- Born: January 23, 1809 Brooklyn, New York, US
- Died: January 23, 1874 (aged 65) Bay City, Oregon, US
- Burial place: Trout Cemetery, Tillamook County, Oregon
- Occupations: sailor, soldier, pioneer
- Spouse: Wattiet "Miss Mary"

= Webley John Hauxhurst =

Oregon Country pioneer (1809–1874)

Webley John Hauxhurst Jr. (January 23, 1809 – January 23, 1874) was a pioneer in Oregon Country. He helped build the first grist mill in Oregon, participated in the Willamette Cattle Company, and was a participant at the Champoeg meeting where he voted for the creation of a provisional government.

==Early life==
Hauxhurst was born in Brooklyn, New York, on January 23, 1809, to Quaker parents. As a young man he became a sailor, and later deserted his ship while in California. He spent three years there in Monterey, California working as a carpenter before leaving.

==Oregon==
Webley John Hauxhurst traveled to Oregon Country in 1834. He came with Ewing Young and Hall J. Kelley from California, arriving at Fort Vancouver on the Columbia River on October 17. The next year, 1835, he helped to build the first grist mill in the Willamette Valley to mill grain. This mill he would later sell to Thomas McKay, the stepson of Doctor John McLoughlin, the Hudson's Bay Company Chief Factor at Fort Vancouver. Hauxhurst was also an investor in the Willamette Cattle Company in 1837 that brought over 600 head of cattle to Oregon from California. Originally, he was also going to accompany the group and help drive the cattle to Oregon, but changed his mind after the ship Loriot was delayed in sailing.

On Saturday, February 28, 1837, Webley Hauxhurst was married.
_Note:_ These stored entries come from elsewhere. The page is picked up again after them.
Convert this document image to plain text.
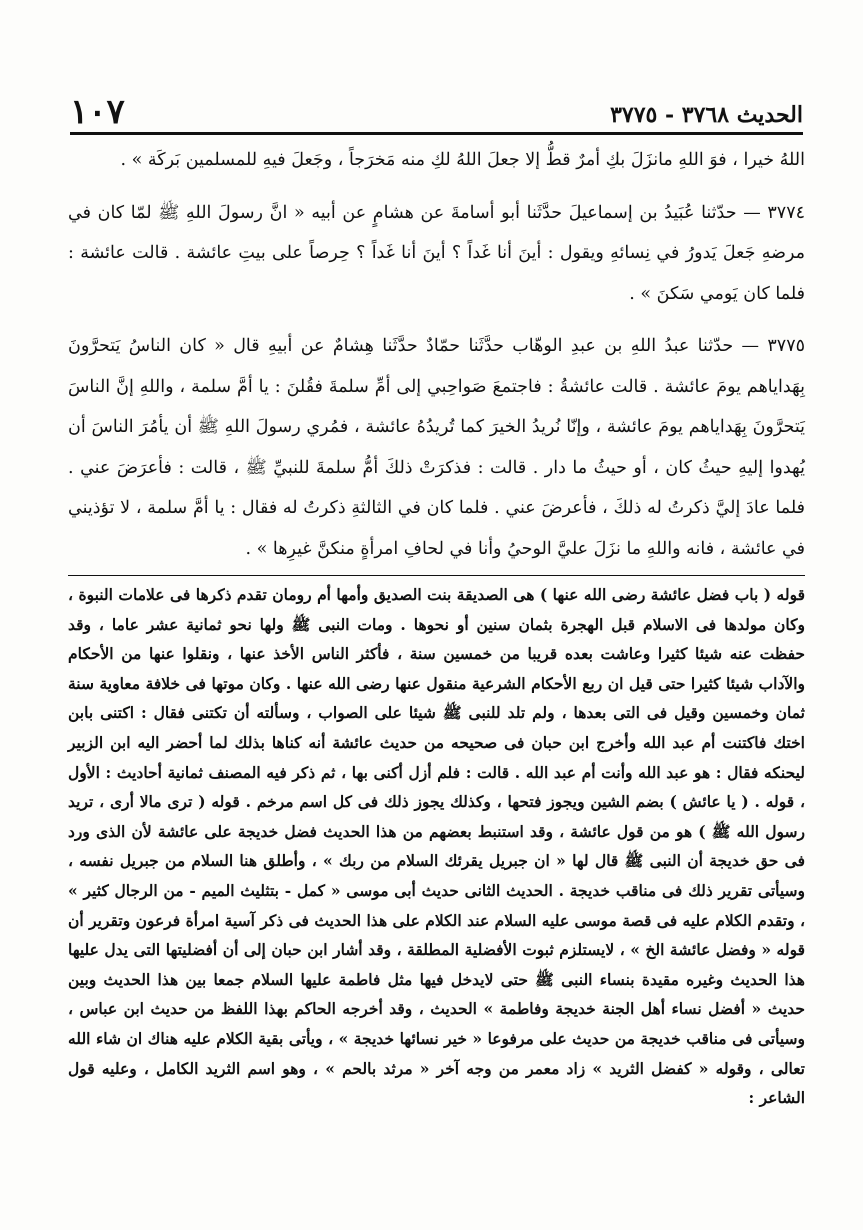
الحديث ٣٧٦٨ - ٣٧٧٥
١٠٧

اللهُ خيرا ، فوَ اللهِ مانزَلَ بكِ أمرٌ قطُّ إلا جعلَ اللهُ لكِ منه مَخرَجاً ، وجَعلَ فيهِ للمسلمين بَركَة » .

٣٧٧٤ — حدّثنا عُبَيدُ بن إسماعيلَ حدَّثَنا أبو أسامةَ عن هشامٍ عن أبيه « انَّ رسولَ اللهِ ﷺ لمّا كان في مرضهِ جَعلَ يَدورُ في نِسائهِ ويقول : أينَ أنا غَداً ؟ أينَ أنا غَداً ؟ حِرصاً على بيتِ عائشة . قالت عائشة : فلما كان يَومي سَكنَ » .

٣٧٧٥ — حدّثنا عبدُ اللهِ بن عبدِ الوهّاب حدَّثَنا حمّادٌ حدَّثَنا هِشامٌ عن أبيهِ قال « كان الناسُ يَتحرَّونَ بِهَداياهم يومَ عائشة . قالت عائشةُ : فاجتمعَ صَواحِبي إلى أمِّ سلمةَ فقُلنَ : يا أمَّ سلمة ، واللهِ إنَّ الناسَ يَتحرَّونَ بِهَداياهم يومَ عائشة ، وإنّا نُريدُ الخيرَ كما تُريدُهُ عائشة ، فمُري رسولَ اللهِ ﷺ أن يأمُرَ الناسَ أن يُهدوا إليهِ حيثُ كان ، أو حيثُ ما دار . قالت : فذكرَتْ ذلكَ أمُّ سلمةَ للنبيِّ ﷺ ، قالت : فأعرَضَ عني . فلما عادَ إليَّ ذكرتُ له ذلكَ ، فأعرضَ عني . فلما كان في الثالثةِ ذكرتُ له فقال : يا أمَّ سلمة ، لا تؤذيني في عائشة ، فانه واللهِ ما نزَلَ عليَّ الوحيُ وأنا في لحافِ امرأةٍ منكنَّ غيرِها » .

قوله ( باب فضل عائشة رضى الله عنها ) هى الصديقة بنت الصديق وأمها أم رومان تقدم ذكرها فى علامات النبوة ، وكان مولدها فى الاسلام قبل الهجرة بثمان سنين أو نحوها . ومات النبى ﷺ ولها نحو ثمانية عشر عاما ، وقد حفظت عنه شيئا كثيرا وعاشت بعده قريبا من خمسين سنة ، فأكثر الناس الأخذ عنها ، ونقلوا عنها من الأحكام والآداب شيئا كثيرا حتى قيل ان ربع الأحكام الشرعية منقول عنها رضى الله عنها . وكان موتها فى خلافة معاوية سنة ثمان وخمسين وقيل فى التى بعدها ، ولم تلد للنبى ﷺ شيئا على الصواب ، وسألته أن تكتنى فقال : اكتنى بابن اختك فاكتنت أم عبد الله وأخرج ابن حبان فى صحيحه من حديث عائشة أنه كناها بذلك لما أحضر اليه ابن الزبير ليحنكه فقال : هو عبد الله وأنت أم عبد الله . قالت : فلم أزل أكنى بها ، ثم ذكر فيه المصنف ثمانية أحاديث : الأول ، قوله . ( يا عائش ) بضم الشين ويجوز فتحها ، وكذلك يجوز ذلك فى كل اسم مرخم . قوله ( ترى مالا أرى ، تريد رسول الله ﷺ ) هو من قول عائشة ، وقد استنبط بعضهم من هذا الحديث فضل خديجة على عائشة لأن الذى ورد فى حق خديجة أن النبى ﷺ قال لها « ان جبريل يقرئك السلام من ربك » ، وأطلق هنا السلام من جبريل نفسه ، وسيأتى تقرير ذلك فى مناقب خديجة . الحديث الثانى حديث أبى موسى « كمل - بتثليث الميم - من الرجال كثير » ، وتقدم الكلام عليه فى قصة موسى عليه السلام عند الكلام على هذا الحديث فى ذكر آسية امرأة فرعون وتقرير أن قوله « وفضل عائشة الخ » ، لايستلزم ثبوت الأفضلية المطلقة ، وقد أشار ابن حبان إلى أن أفضليتها التى يدل عليها هذا الحديث وغيره مقيدة بنساء النبى ﷺ حتى لايدخل فيها مثل فاطمة عليها السلام جمعا بين هذا الحديث وبين حديث « أفضل نساء أهل الجنة خديجة وفاطمة » الحديث ، وقد أخرجه الحاكم بهذا اللفظ من حديث ابن عباس ، وسيأتى فى مناقب خديجة من حديث على مرفوعا « خير نسائها خديجة » ، ويأتى بقية الكلام عليه هناك ان شاء الله تعالى ، وقوله « كفضل الثريد » زاد معمر من وجه آخر « مرثد بالحم » ، وهو اسم الثريد الكامل ، وعليه قول الشاعر :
The Reverend Jason Lee of the Methodist Mission then located at Mission Bottom married Miss Mary to Webley at the Mission house. Mary was a Native American from the Yamhill tribe. "He married the daughter of Chief Staywich or Staymire, of the Yamhill Indians." Hauxhurst would then become the mission's first white convert.

In 1843 in the aftermath of Ewing Young's death in 1841, the settlers of the region began discussions about forming a government as a continuation of the Champoeg Meetings. Then in May of that year, there was large meeting at Champoeg on the 2nd where a vote was taken on whether or not to form a government. Hauxhurst participated in this meeting and voted for the creation of the Provisional Government of Oregon that would last until 1849. In March 1844 he enlisted with the Oregon Rangers, a volunteer militia, as part of the Provisional Government's attempt to protect settlers from possible Native American attacks.

==Later life==
In 1844, Joel Turnham threatened to hurt Hauxhurst and his wife, but was shot and killed by Deputy John E. Pickernell before any harm could be done to the Hauxhursts. Then in July 1846 the couple was divorced. They had 21 children together. After selling the grist mill, he moved to the Mill Creek area of what is now Salem, Oregon. While there he helped haul the first circus to Oregon and from 1862 to 1866 moved freight on the Willamette River between Portland and Salem. In Salem he would serve on the board of trustees for Willamette University before moving to Tillamook County on the Oregon Coast. In Tillamook he took up a squatter's land claim on land at the Bayocean Peninsula and worked as a captain of the vessel Champion, transporting goods between Tillamook and Portland. Webley John Hauxhurst died in 1874, he died on his birthday, January 23.